ISLAMABAD – Finance Minister Muhammad Aurangzeb has highlighted the urgent need for tariff reforms, calling them critical for economic stability and export growth. Speaking at a post-budget press conference on Wednesday, he said such reforms were overdue by three decades.
“These tariff reforms have been ignored for the past 30 years,” the minister stressed. He explained that the changes would not only boost economic progress but also help increase exports. The government has reduced tariffs to zero on 4,000 out of 7,000 tariff lines.
The press briefing was delayed due to a walkout by journalists. Reporters protested the absence of a technical briefing from the Federal Board of Revenue (FBR), which is usually part of budget discussions.
The event followed the presentation of the federal budget worth Rs17.57 trillion for Fiscal Year 2025-26. Prime Minister Shehbaz Sharif’s government has set a GDP growth target of 4.2% and plans to cut overall federal expenses by 7%.
The budget forecasts a 3.9% deficit and projects inflation to remain around 7.5%. Defence spending is set to rise by 20.2%, reaching Rs2,550 billion. At the same time, the government aims to collect Rs14,131 billion in taxes — an 18% increase from last year — pushing the tax-to-GDP ratio to 10.1%.
To provide relief to salaried individuals, new tax brackets have been proposed. The minimum tax rate for people earning up to Rs2.2 million yearly will drop to 4% from 15%. Those making between Rs600,000 and Rs1.2 million annually will see their rate fall from 5% to 2.5%.
Strict actions are also suggested against non-filers. If passed, the proposal will prevent non-filers from using Pakistan’s financial services. This is part of a broader effort to widen the country’s tax base.
Focusing again on tariff reforms, Aurangzeb said this policy change was necessary for long-term growth. He described the reform as a structural shift aimed at modernizing trade and improving Pakistan’s export potential.
He also discussed the linkage of pensions and salaries with inflation. “We need a proper benchmark,” he said. “Whether it’s the public or private sector, salaries and pensions should be tied to inflation indicators.”
The finance minister announced that small-scale farmers would receive low-interest loans.

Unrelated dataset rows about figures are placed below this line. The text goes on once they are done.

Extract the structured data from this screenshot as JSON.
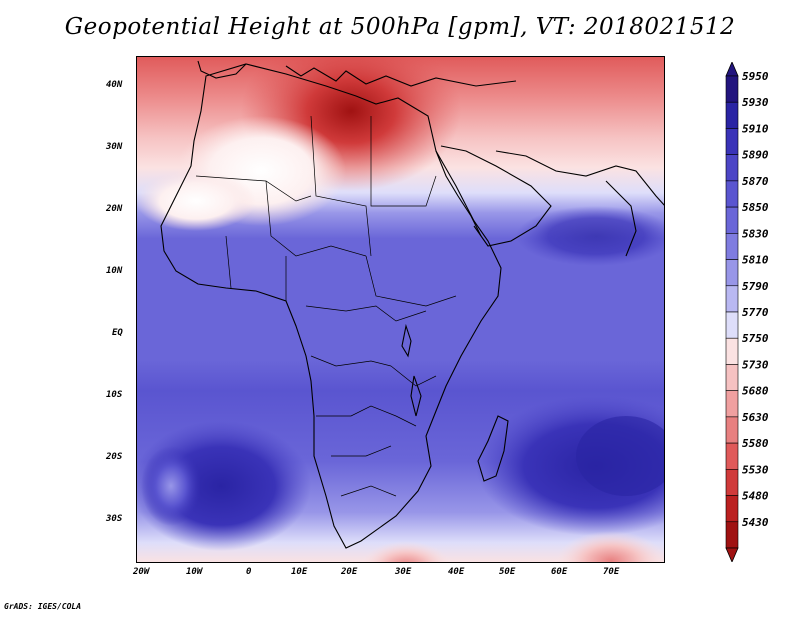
{
  "title": "Geopotential Height at 500hPa [gpm], VT: 2018021512",
  "y_ticks": [
    "40N",
    "30N",
    "20N",
    "10N",
    "EQ",
    "10S",
    "20S",
    "30S"
  ],
  "x_ticks": [
    "20W",
    "10W",
    "0",
    "10E",
    "20E",
    "30E",
    "40E",
    "50E",
    "60E",
    "70E"
  ],
  "colorbar": {
    "levels": [
      "5950",
      "5930",
      "5910",
      "5890",
      "5870",
      "5850",
      "5830",
      "5810",
      "5790",
      "5770",
      "5750",
      "5730",
      "5680",
      "5630",
      "5580",
      "5530",
      "5480",
      "5430"
    ],
    "colors": [
      "#22147e",
      "#2a24a4",
      "#3a33b8",
      "#4c45c6",
      "#5a55d0",
      "#6a66d8",
      "#7f7ce0",
      "#9896e8",
      "#b9b8f2",
      "#dedefa",
      "#fbe2e2",
      "#f6c2c2",
      "#f0a0a0",
      "#e88080",
      "#e05a5a",
      "#d03a3a",
      "#bb2020",
      "#a01212"
    ]
  },
  "credit": "GrADS: IGES/COLA"
}
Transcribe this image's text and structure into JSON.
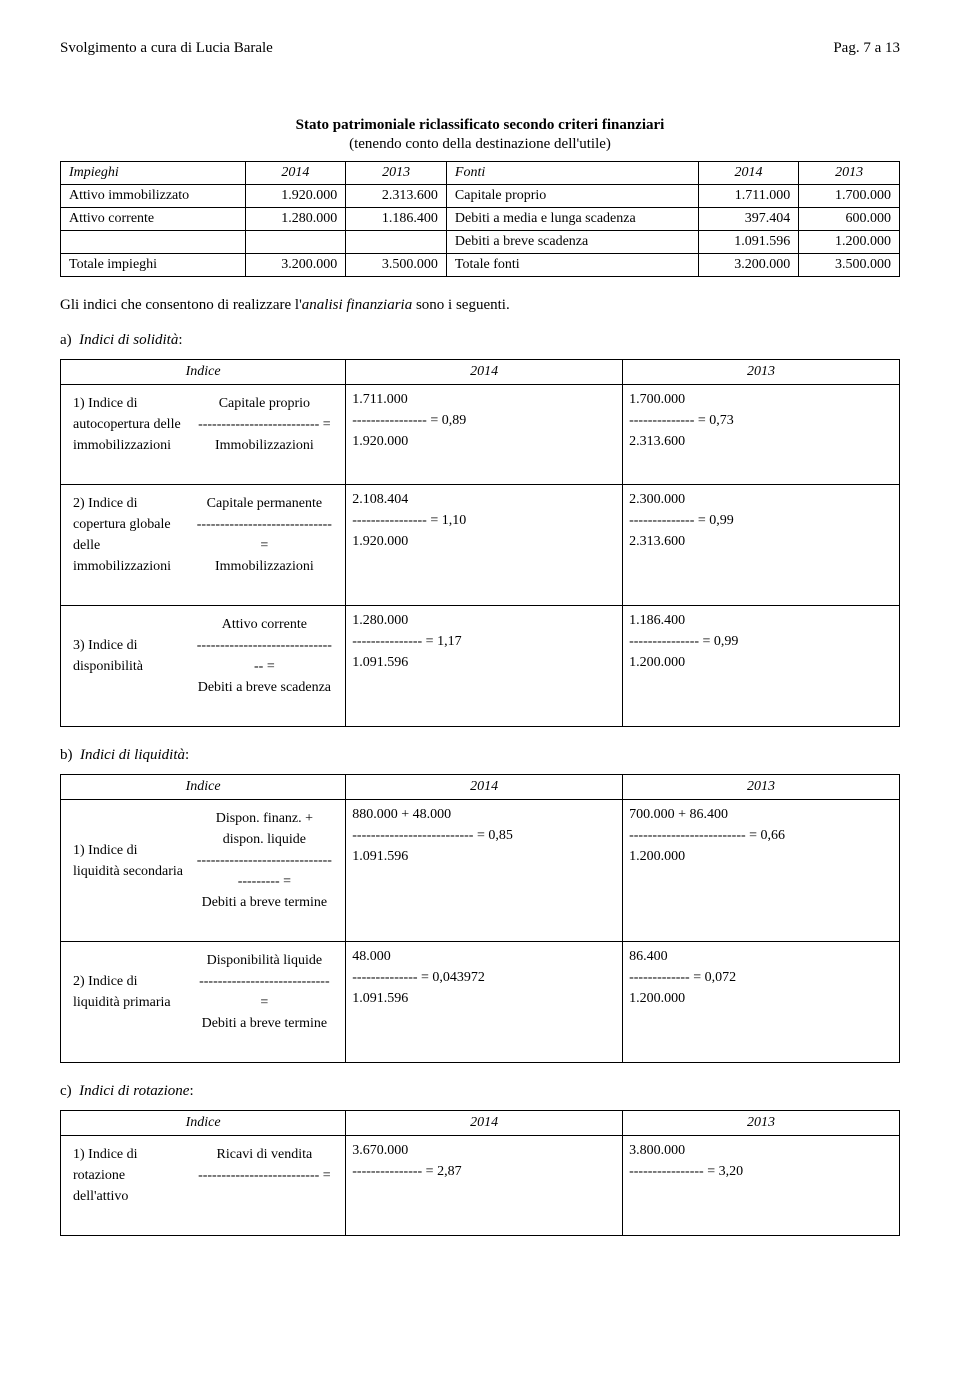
{
  "header": {
    "left": "Svolgimento a cura di Lucia Barale",
    "right": "Pag. 7 a 13"
  },
  "title": "Stato patrimoniale riclassificato secondo criteri finanziari",
  "subtitle": "(tenendo conto della destinazione dell'utile)",
  "patrimoniale": {
    "left_header": [
      "Impieghi",
      "2014",
      "2013"
    ],
    "right_header": [
      "Fonti",
      "2014",
      "2013"
    ],
    "rows": [
      {
        "l": [
          "Attivo immobilizzato",
          "1.920.000",
          "2.313.600"
        ],
        "r": [
          "Capitale proprio",
          "1.711.000",
          "1.700.000"
        ]
      },
      {
        "l": [
          "Attivo corrente",
          "1.280.000",
          "1.186.400"
        ],
        "r": [
          "Debiti a media e lunga scadenza",
          "397.404",
          "600.000"
        ]
      },
      {
        "l": [
          "",
          "",
          ""
        ],
        "r": [
          "Debiti a breve scadenza",
          "1.091.596",
          "1.200.000"
        ]
      },
      {
        "l": [
          "Totale impieghi",
          "3.200.000",
          "3.500.000"
        ],
        "r": [
          "Totale fonti",
          "3.200.000",
          "3.500.000"
        ]
      }
    ]
  },
  "para_intro": "Gli indici che consentono di realizzare l'analisi finanziaria sono i seguenti.",
  "sections": {
    "a": {
      "label": "a)  Indici di solidità:",
      "header": [
        "Indice",
        "2014",
        "2013"
      ],
      "rows": [
        {
          "name": "1) Indice di autocopertura delle immobilizzazioni",
          "f_top": "Capitale proprio",
          "f_mid": "-------------------------- =",
          "f_bot": "Immobilizzazioni",
          "v14_top": "1.711.000",
          "v14_mid": "---------------- = 0,89",
          "v14_bot": " 1.920.000",
          "v13_top": "1.700.000",
          "v13_mid": "-------------- = 0,73",
          "v13_bot": "2.313.600"
        },
        {
          "name": "2) Indice di copertura globale delle immobilizzazioni",
          "f_top": "Capitale permanente",
          "f_mid": "----------------------------- =",
          "f_bot": "Immobilizzazioni",
          "v14_top": "2.108.404",
          "v14_mid": "---------------- = 1,10",
          "v14_bot": "1.920.000",
          "v13_top": "2.300.000",
          "v13_mid": "-------------- = 0,99",
          "v13_bot": "2.313.600"
        },
        {
          "name": "3) Indice di disponibilità",
          "f_top": "Attivo corrente",
          "f_mid": "------------------------------- =",
          "f_bot": "Debiti a breve scadenza",
          "v14_top": "1.280.000",
          "v14_mid": "--------------- = 1,17",
          "v14_bot": "1.091.596",
          "v13_top": "1.186.400",
          "v13_mid": "--------------- = 0,99",
          "v13_bot": "1.200.000"
        }
      ]
    },
    "b": {
      "label": "b)  Indici di liquidità:",
      "header": [
        "Indice",
        "2014",
        "2013"
      ],
      "rows": [
        {
          "name": "1) Indice di liquidità secondaria",
          "f_top": "Dispon. finanz. + dispon. liquide",
          "f_mid": "-------------------------------------- =",
          "f_bot": "Debiti a breve termine",
          "v14_top": "880.000 + 48.000",
          "v14_mid": "-------------------------- = 0,85",
          "v14_bot": "1.091.596",
          "v13_top": "700.000 + 86.400",
          "v13_mid": "------------------------- = 0,66",
          "v13_bot": " 1.200.000"
        },
        {
          "name": "2) Indice di liquidità primaria",
          "f_top": "Disponibilità liquide",
          "f_mid": "---------------------------- =",
          "f_bot": "Debiti a breve termine",
          "v14_top": " 48.000",
          "v14_mid": " -------------- = 0,043972",
          "v14_bot": "1.091.596",
          "v13_top": " 86.400",
          "v13_mid": "------------- = 0,072",
          "v13_bot": "1.200.000"
        }
      ]
    },
    "c": {
      "label": "c)  Indici di rotazione:",
      "header": [
        "Indice",
        "2014",
        "2013"
      ],
      "rows": [
        {
          "name": "1) Indice di rotazione dell'attivo",
          "f_top": "Ricavi di vendita",
          "f_mid": "-------------------------- =",
          "f_bot": "",
          "v14_top": "3.670.000",
          "v14_mid": "---------------  = 2,87",
          "v14_bot": "",
          "v13_top": "3.800.000",
          "v13_mid": "---------------- = 3,20",
          "v13_bot": ""
        }
      ]
    }
  }
}
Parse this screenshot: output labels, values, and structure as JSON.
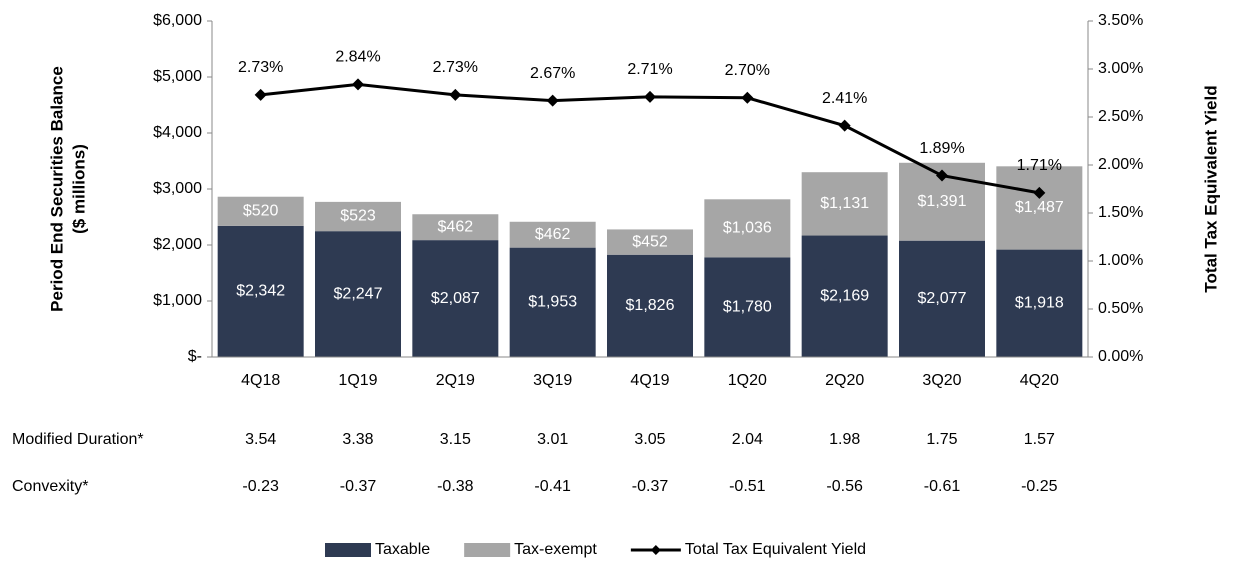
{
  "chart_data": {
    "type": "bar",
    "y_label": [
      "Period End Securities Balance",
      "($ millions)"
    ],
    "y2_label": "Total Tax Equivalent Yield",
    "categories": [
      "4Q18",
      "1Q19",
      "2Q19",
      "3Q19",
      "4Q19",
      "1Q20",
      "2Q20",
      "3Q20",
      "4Q20"
    ],
    "series": [
      {
        "name": "Taxable",
        "color": "#2e3a52",
        "stack": true,
        "values": [
          2342,
          2247,
          2087,
          1953,
          1826,
          1780,
          2169,
          2077,
          1918
        ],
        "value_labels": [
          "$2,342",
          "$2,247",
          "$2,087",
          "$1,953",
          "$1,826",
          "$1,780",
          "$2,169",
          "$2,077",
          "$1,918"
        ]
      },
      {
        "name": "Tax-exempt",
        "color": "#a6a6a6",
        "stack": true,
        "values": [
          520,
          523,
          462,
          462,
          452,
          1036,
          1131,
          1391,
          1487
        ],
        "value_labels": [
          "$520",
          "$523",
          "$462",
          "$462",
          "$452",
          "$1,036",
          "$1,131",
          "$1,391",
          "$1,487"
        ]
      },
      {
        "name": "Total Tax Equivalent Yield",
        "color": "#000000",
        "type": "line",
        "axis": "y2",
        "values": [
          2.73,
          2.84,
          2.73,
          2.67,
          2.71,
          2.7,
          2.41,
          1.89,
          1.71
        ],
        "value_labels": [
          "2.73%",
          "2.84%",
          "2.73%",
          "2.67%",
          "2.71%",
          "2.70%",
          "2.41%",
          "1.89%",
          "1.71%"
        ]
      }
    ],
    "ylim": [
      0,
      6000
    ],
    "yticks": [
      {
        "value": 0,
        "label": "$-"
      },
      {
        "value": 1000,
        "label": "$1,000"
      },
      {
        "value": 2000,
        "label": "$2,000"
      },
      {
        "value": 3000,
        "label": "$3,000"
      },
      {
        "value": 4000,
        "label": "$4,000"
      },
      {
        "value": 5000,
        "label": "$5,000"
      },
      {
        "value": 6000,
        "label": "$6,000"
      }
    ],
    "y2lim": [
      0,
      3.5
    ],
    "y2ticks": [
      {
        "value": 0,
        "label": "0.00%"
      },
      {
        "value": 0.5,
        "label": "0.50%"
      },
      {
        "value": 1,
        "label": "1.00%"
      },
      {
        "value": 1.5,
        "label": "1.50%"
      },
      {
        "value": 2,
        "label": "2.00%"
      },
      {
        "value": 2.5,
        "label": "2.50%"
      },
      {
        "value": 3,
        "label": "3.00%"
      },
      {
        "value": 3.5,
        "label": "3.50%"
      }
    ],
    "legend": "bottom",
    "table": [
      {
        "label": "Modified Duration*",
        "values": [
          3.54,
          3.38,
          3.15,
          3.01,
          3.05,
          2.04,
          1.98,
          1.75,
          1.57
        ]
      },
      {
        "label": "Convexity*",
        "values": [
          -0.23,
          -0.37,
          -0.38,
          -0.41,
          -0.37,
          -0.51,
          -0.56,
          -0.61,
          -0.25
        ]
      }
    ]
  }
}
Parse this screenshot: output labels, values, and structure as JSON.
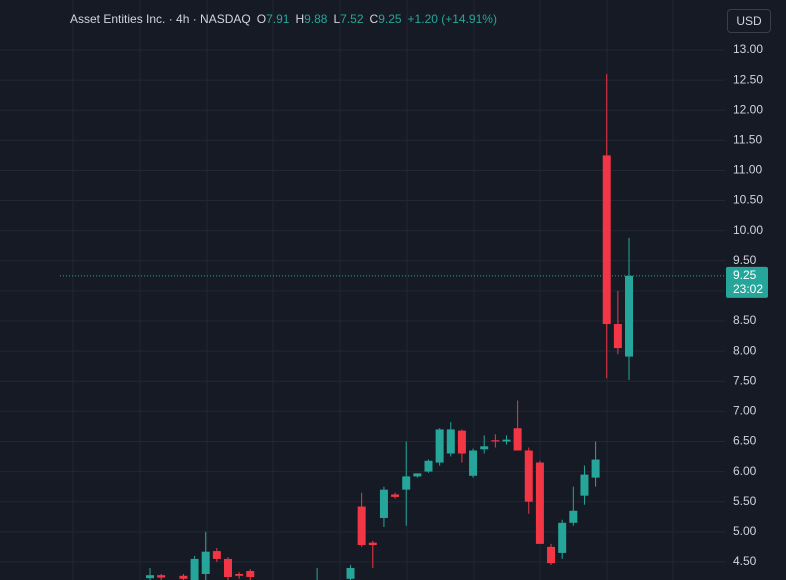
{
  "chart_data": {
    "type": "candlestick",
    "symbol": "Asset Entities Inc. · 4h · NASDAQ",
    "o_label": "O",
    "h_label": "H",
    "l_label": "L",
    "c_label": "C",
    "change": "+1.20 (+14.91%)",
    "currency": "USD",
    "countdown": "23:02",
    "up_color": "#26a69a",
    "down_color": "#f23645",
    "open": [
      4.23,
      4.28,
      null,
      4.27,
      4.2,
      4.3,
      4.68,
      4.55,
      4.3,
      4.35,
      null,
      null,
      null,
      null,
      null,
      4.15,
      null,
      null,
      4.22,
      5.42,
      4.82,
      5.23,
      5.62,
      5.7,
      5.92,
      6.0,
      6.15,
      6.3,
      6.68,
      5.93,
      6.37,
      6.52,
      6.5,
      6.72,
      6.35,
      6.15,
      4.75,
      4.65,
      5.15,
      5.6,
      5.9,
      11.25,
      8.45,
      7.91
    ],
    "high": [
      4.4,
      4.3,
      null,
      4.3,
      4.6,
      5.0,
      4.73,
      4.58,
      4.33,
      4.38,
      null,
      null,
      null,
      null,
      null,
      4.4,
      null,
      null,
      4.45,
      5.65,
      4.85,
      5.75,
      5.65,
      6.5,
      5.97,
      6.2,
      6.72,
      6.82,
      6.7,
      6.38,
      6.6,
      6.62,
      6.6,
      7.18,
      6.4,
      6.18,
      4.8,
      5.2,
      5.75,
      6.1,
      6.5,
      12.6,
      9.0,
      9.88
    ],
    "low": [
      4.15,
      4.18,
      null,
      4.15,
      4.15,
      4.2,
      4.5,
      4.2,
      4.22,
      4.15,
      null,
      null,
      null,
      null,
      null,
      4.05,
      null,
      null,
      4.15,
      4.75,
      4.4,
      5.08,
      5.55,
      5.1,
      5.9,
      5.98,
      6.1,
      6.25,
      6.15,
      5.9,
      6.3,
      6.4,
      6.45,
      6.35,
      5.3,
      4.8,
      4.45,
      4.55,
      5.1,
      5.45,
      5.75,
      7.55,
      7.95,
      7.52
    ],
    "close": [
      4.28,
      4.24,
      null,
      4.22,
      4.55,
      4.67,
      4.55,
      4.25,
      4.27,
      4.25,
      null,
      null,
      null,
      null,
      null,
      4.18,
      null,
      null,
      4.4,
      4.78,
      4.78,
      5.7,
      5.58,
      5.92,
      5.97,
      6.18,
      6.7,
      6.7,
      6.3,
      6.35,
      6.42,
      6.5,
      6.53,
      6.35,
      5.5,
      4.8,
      4.48,
      5.15,
      5.35,
      5.95,
      6.2,
      8.45,
      8.05,
      9.25
    ],
    "ylim": [
      4.2,
      13.83
    ],
    "yticks": [
      {
        "value": 4.5,
        "label": "4.50"
      },
      {
        "value": 5,
        "label": "5.00"
      },
      {
        "value": 5.5,
        "label": "5.50"
      },
      {
        "value": 6,
        "label": "6.00"
      },
      {
        "value": 6.5,
        "label": "6.50"
      },
      {
        "value": 7,
        "label": "7.00"
      },
      {
        "value": 7.5,
        "label": "7.50"
      },
      {
        "value": 8,
        "label": "8.00"
      },
      {
        "value": 8.5,
        "label": "8.50"
      },
      {
        "value": 9,
        "label": "9.00"
      },
      {
        "value": 9.5,
        "label": "9.50"
      },
      {
        "value": 10,
        "label": "10.00"
      },
      {
        "value": 10.5,
        "label": "10.50"
      },
      {
        "value": 11,
        "label": "11.00"
      },
      {
        "value": 11.5,
        "label": "11.50"
      },
      {
        "value": 12,
        "label": "12.00"
      },
      {
        "value": 12.5,
        "label": "12.50"
      },
      {
        "value": 13,
        "label": "13.00"
      }
    ],
    "grid": true
  }
}
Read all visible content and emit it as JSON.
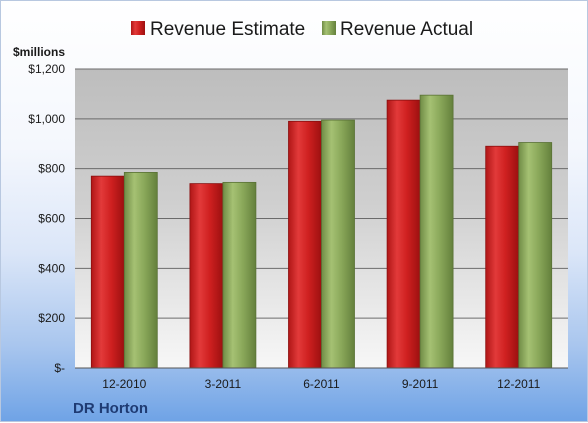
{
  "chart_data": {
    "type": "bar",
    "title": "",
    "subtitle": "",
    "ylabel": "$millions",
    "xlabel": "",
    "company": "DR Horton",
    "categories": [
      "12-2010",
      "3-2011",
      "6-2011",
      "9-2011",
      "12-2011"
    ],
    "series": [
      {
        "name": "Revenue Estimate",
        "color": "#cc1d1d",
        "values": [
          770,
          740,
          990,
          1075,
          890
        ]
      },
      {
        "name": "Revenue Actual",
        "color": "#8aa85a",
        "values": [
          785,
          745,
          995,
          1095,
          905
        ]
      }
    ],
    "ylim": [
      0,
      1200
    ],
    "yticks": [
      0,
      200,
      400,
      600,
      800,
      1000,
      1200
    ],
    "ytick_labels": [
      "$-",
      "$200",
      "$400",
      "$600",
      "$800",
      "$1,000",
      "$1,200"
    ],
    "grid": true,
    "legend_position": "top"
  }
}
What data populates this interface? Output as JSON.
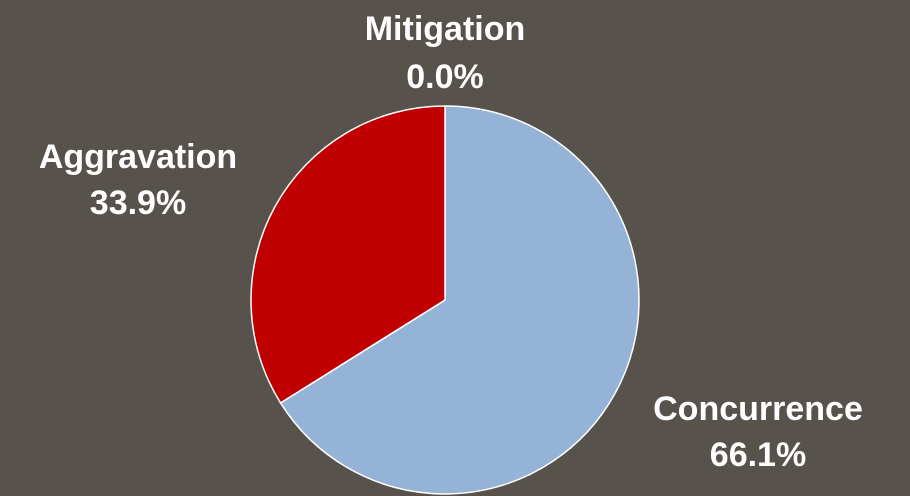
{
  "chart_data": {
    "type": "pie",
    "slices": [
      {
        "label": "Concurrence",
        "value": 66.1,
        "value_label": "66.1%",
        "color": "#95b3d7"
      },
      {
        "label": "Mitigation",
        "value": 0.0,
        "value_label": "0.0%",
        "color": "#4f81bd"
      },
      {
        "label": "Aggravation",
        "value": 33.9,
        "value_label": "33.9%",
        "color": "#c00000"
      }
    ],
    "start_angle_deg": 0,
    "direction": "clockwise",
    "slice_border_color": "#ffffff",
    "label_color": "#ffffff",
    "background_color": "#58524c"
  }
}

He assured the public that the government was committed to offering relief, though he cautioned it must align with available financial resources.
Aurangzeb clarified that no new taxes were imposed on the agriculture sector. “Relief can only be given within our economic limits,” he explained.
He reiterated the current inflation rate stands at 7.5%. The government has decided to limit federal spending to just 2% this time to manage fiscal responsibility.
“Our budget begins with a deficit,” he acknowledged. He also admitted the country has faced rising debt year after year. “Despite these challenges,” he added, “some spending is unavoidable. We must move forward within our means.”
Concluding the session, Aurangzeb noted that the government is operating through loans. “Whatever we are offering,” he said, “we’re doing it by borrowing.” He called for continued efforts in tariff reforms, economic planning, and fiscal management to steer the country out of its financial woes.